I know you want to yell at him and ask him why he behaves like an as**h**le.
I know you are lost and frustrated, because you don’t know why he never writes to you first, but always responds when you write to him.
And you have every right to feel that way.
You have every right to ask yourself: BUT WHY DON’T I WRITE FIRST?
Is it a game or is it just that I like him but he doesn’t like messages? Or do I not like him and he’s just trying to be polite?
Before drawing any hasty conclusions, there are a few things to think about.
First, think about the type of relationship you have.
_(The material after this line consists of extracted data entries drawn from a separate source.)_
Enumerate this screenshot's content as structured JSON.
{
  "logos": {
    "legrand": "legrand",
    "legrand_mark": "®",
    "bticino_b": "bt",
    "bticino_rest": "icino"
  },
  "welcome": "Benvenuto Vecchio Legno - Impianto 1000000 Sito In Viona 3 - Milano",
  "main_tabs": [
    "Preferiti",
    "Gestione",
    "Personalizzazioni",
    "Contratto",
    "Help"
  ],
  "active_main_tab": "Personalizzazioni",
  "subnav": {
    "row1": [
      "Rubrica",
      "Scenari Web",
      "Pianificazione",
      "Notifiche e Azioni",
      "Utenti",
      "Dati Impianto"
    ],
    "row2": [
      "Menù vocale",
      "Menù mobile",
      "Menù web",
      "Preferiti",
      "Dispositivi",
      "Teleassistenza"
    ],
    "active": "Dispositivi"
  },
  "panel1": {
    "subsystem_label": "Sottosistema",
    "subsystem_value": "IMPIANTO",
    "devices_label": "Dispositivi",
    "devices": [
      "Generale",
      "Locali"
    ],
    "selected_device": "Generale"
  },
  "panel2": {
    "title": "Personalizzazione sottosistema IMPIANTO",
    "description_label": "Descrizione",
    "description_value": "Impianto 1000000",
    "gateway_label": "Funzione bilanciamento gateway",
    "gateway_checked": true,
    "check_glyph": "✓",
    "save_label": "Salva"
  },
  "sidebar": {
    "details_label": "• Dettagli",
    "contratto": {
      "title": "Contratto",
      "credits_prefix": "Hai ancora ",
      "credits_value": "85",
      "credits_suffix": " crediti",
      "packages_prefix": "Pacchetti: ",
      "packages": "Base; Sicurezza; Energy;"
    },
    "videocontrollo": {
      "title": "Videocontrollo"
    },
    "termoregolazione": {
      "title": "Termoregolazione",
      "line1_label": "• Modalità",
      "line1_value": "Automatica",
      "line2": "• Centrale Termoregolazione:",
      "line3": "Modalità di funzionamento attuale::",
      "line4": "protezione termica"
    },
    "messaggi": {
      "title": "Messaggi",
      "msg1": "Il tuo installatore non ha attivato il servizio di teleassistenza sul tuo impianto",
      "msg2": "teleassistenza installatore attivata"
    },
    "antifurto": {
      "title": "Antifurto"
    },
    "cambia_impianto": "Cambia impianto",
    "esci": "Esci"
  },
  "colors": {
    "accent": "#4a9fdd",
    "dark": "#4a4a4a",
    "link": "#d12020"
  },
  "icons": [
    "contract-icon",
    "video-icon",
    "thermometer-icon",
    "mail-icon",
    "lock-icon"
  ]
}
Are you together and did he stop writing to you, when before he was always the first to do so?
Are you the first to write to a guy you just met, hoping things will change?
If you are in a relationship and he stops writing to you first, this can be a warning signal.
But take the context into consideration as well as any other detail, this is what will allow you to really know what’s going on.
Don’t think he doesn’t love you anymore. No, it is often much more complicated than that.
A man you are dating will stop writing to you because something is bothering him.
Internal or external factors are likely to explain such behavior.
The internal factors are related to your relationship and the best thing you can do is to remember recent events and try to identify any unusual behavior he may have had towards you.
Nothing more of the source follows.